Editoriale

Muro di Berlino: il silenzio sulla sua storia avvolto di palloncini colorati e musichette

Una memoria che non resiste neppure cinque lustri, sostanziale indifferenza, profonda ignoranza sulle vere responsabilità

Mario  Bozzi Sentieri

di Mario  Bozzi Sentieri

iù che a puntare sull’avvenimento in sé, il venticinquesimo anniversario della caduta del Muro di Berlino è stato declinato, soprattutto nel nostro Paese, con lo sguardo all’attualità politica, alle beghe interne ai  vari schieramenti, alle piccole polemiche d’occasione.

Invece di coltivare la memoria ci si è così trovati, in molti casi, a fare i conti con il rancore. Per le occasioni perdute e sprecate.
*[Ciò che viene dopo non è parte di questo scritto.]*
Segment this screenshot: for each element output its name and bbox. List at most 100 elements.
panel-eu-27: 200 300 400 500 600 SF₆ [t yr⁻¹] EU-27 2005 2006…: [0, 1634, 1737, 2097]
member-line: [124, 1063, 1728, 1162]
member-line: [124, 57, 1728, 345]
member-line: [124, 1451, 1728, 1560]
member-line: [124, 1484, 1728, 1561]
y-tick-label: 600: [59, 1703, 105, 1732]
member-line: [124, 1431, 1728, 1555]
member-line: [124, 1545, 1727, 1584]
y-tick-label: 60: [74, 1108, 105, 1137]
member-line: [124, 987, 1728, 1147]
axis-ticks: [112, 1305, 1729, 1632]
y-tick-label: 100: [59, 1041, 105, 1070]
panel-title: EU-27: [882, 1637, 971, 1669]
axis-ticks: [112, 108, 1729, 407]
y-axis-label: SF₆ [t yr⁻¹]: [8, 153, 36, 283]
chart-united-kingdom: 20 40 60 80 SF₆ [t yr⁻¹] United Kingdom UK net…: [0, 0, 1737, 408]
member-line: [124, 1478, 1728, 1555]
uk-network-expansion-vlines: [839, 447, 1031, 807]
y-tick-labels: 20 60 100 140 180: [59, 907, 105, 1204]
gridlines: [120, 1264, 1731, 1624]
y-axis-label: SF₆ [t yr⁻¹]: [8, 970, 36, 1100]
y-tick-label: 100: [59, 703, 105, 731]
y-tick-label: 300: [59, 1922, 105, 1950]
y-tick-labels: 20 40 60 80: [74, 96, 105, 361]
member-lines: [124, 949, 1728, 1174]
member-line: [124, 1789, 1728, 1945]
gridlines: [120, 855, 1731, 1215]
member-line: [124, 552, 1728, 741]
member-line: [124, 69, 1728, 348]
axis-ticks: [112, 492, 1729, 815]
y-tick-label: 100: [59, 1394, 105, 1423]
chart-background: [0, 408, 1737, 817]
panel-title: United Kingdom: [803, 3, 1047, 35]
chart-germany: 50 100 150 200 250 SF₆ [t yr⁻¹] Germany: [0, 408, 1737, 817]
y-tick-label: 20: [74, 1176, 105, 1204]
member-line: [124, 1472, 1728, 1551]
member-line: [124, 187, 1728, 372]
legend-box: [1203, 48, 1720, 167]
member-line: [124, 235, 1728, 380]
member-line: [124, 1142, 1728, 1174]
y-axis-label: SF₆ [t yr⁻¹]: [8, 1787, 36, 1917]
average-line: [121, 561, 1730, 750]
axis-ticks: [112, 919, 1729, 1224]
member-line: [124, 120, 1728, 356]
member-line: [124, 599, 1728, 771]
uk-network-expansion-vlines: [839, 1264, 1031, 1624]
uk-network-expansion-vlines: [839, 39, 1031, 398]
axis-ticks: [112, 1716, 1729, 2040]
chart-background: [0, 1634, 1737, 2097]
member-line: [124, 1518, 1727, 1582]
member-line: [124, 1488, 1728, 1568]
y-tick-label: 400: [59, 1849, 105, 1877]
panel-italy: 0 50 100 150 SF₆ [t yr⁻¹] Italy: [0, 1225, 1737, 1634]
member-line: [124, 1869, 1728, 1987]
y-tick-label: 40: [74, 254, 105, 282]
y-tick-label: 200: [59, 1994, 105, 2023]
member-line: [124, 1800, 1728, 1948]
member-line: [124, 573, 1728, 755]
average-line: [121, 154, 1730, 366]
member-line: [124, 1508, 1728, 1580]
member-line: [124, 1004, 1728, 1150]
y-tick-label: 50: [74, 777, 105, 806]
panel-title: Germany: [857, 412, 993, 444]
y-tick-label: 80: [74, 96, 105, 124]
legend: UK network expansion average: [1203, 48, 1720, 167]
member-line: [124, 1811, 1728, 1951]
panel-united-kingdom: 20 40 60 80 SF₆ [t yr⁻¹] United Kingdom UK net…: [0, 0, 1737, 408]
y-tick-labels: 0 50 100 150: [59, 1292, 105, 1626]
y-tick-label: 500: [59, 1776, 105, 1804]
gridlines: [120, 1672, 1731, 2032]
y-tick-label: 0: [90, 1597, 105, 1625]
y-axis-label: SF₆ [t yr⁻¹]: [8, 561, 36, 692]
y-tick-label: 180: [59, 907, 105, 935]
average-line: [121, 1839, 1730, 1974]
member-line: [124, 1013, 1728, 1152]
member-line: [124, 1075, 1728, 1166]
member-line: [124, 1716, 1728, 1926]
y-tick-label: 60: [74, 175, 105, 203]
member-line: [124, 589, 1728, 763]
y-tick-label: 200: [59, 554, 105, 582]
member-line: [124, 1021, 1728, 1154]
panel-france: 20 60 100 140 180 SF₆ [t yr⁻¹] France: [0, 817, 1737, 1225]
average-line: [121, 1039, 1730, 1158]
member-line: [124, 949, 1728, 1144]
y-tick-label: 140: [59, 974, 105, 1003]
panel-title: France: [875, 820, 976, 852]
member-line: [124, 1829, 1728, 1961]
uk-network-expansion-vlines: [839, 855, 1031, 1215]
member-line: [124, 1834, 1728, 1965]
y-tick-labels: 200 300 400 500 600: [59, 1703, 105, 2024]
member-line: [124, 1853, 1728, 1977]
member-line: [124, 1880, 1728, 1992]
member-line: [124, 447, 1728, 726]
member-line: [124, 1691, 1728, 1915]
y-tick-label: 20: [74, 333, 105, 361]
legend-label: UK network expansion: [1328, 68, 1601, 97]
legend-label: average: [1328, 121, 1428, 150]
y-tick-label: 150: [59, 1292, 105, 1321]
Per i prezzi politici ed economici pagati da chi era al di qua della barriera, voluta dai sovietici nell’agosto 1961. Per il vuoto lasciato dal crollo del “vecchio ordine” bipolare. 

Il sondaggio online, alla domanda “secondo voi oggi la caduta del Muro di Berlino cosa rappresenta?” vede la voce  “inizio di un mondo peggiore” doppiare abbondantemente quella che indica “il trionfo della libertà”. D’altro canto, l’indagine, condotta dall’Istituto Demopolis, sulla percezione dei cittadini a distanza di 25 anni da quell’evento, mentre resta mediamente  impressa in 7 italiani su 10, si abbassa drasticamente sotto il 40 per cento tra chi oggi ha meno di 35 anni. Con pesanti vuoti sui protagonisti di allora: a partire da Mikhail Gorbaciov(ex presidente Urss), Helmut Kohl (cancelliere tedesco fino all’unificazione tedesca), Erich Honecker (ex segretario generale della Sed). E secondo Skuola.net, uno studente su due ignora del tutto l’anniversario.

Insomma una “memoria” che lentamente si sta sfarinando, perduta tra palloncini luminosi, concerti d’occasione e muri di cartone abbattuti per la foto di turno, senza che l’Avvenimento, depurato da ogni elemento di spettacolarizzazione, riesca ad essere percepito nella sua asciutta drammaticità, nella sua dimensione storica e metastorica, emblema attualissimo di un’Europa “sradicata”, che non sa fare i conti con il proprio passato e quindi neppure con il proprio futuro.

Oggi come ieri il Muro non ha avuto e non ha poeti indignati e cantautori “impegnati”, in grado di celebrare le cento e cento storie, vissute e dimenticate, intorno al mito di una libertà negata e cercata oltre un confine di cemento, alla ricerca di un destino immaginato senza quelle barriere, quei fossati, quei cavalli di frisia. Ma ugualmente gracile è l’indagine storica, perché, a fare bene i conti, anche qui le responsabilità, da una parte e dall’altra dei blocchi erano equamente divise.

Altro che  “Ich bin ein Berliner” di kennediana memoria. Come accusava lo scrittore Armin Mohler: “Chi vuol fare un capro espiatorio soltanto dei russi imbroglia le carte. Ogni volta che i russi hanno accentuato la divisione della Germania, l’hanno fatto d’accordo con gli americani. Il muro di Berlino è stato costruito dopo una serie di consultazioni preliminari con gli americani. Gli accordi con l’Est hanno finito per essere accettati a Bonn perché gli americani avevano fatto pressione sulla Cdu. E’ nella logica delle cose”.

La stessa “logica delle cose” che faceva giustificare il Muro ai comunisti italiani, barriera necessaria – si diceva – contro l’imperialismo occidentale.

Di tutto questo avremmo voluto sentire parlare in questo venticinquesimo anniversario. Per dare peso, il giusto peso,  ad una vicenda emblematica e complessa nella Storia del nostro Continente. Una Storia che non può essere dimenticata o archiviata solo perché ancora “imbarazzante” per tanta parte dell’establishment  politico e culturale dominante.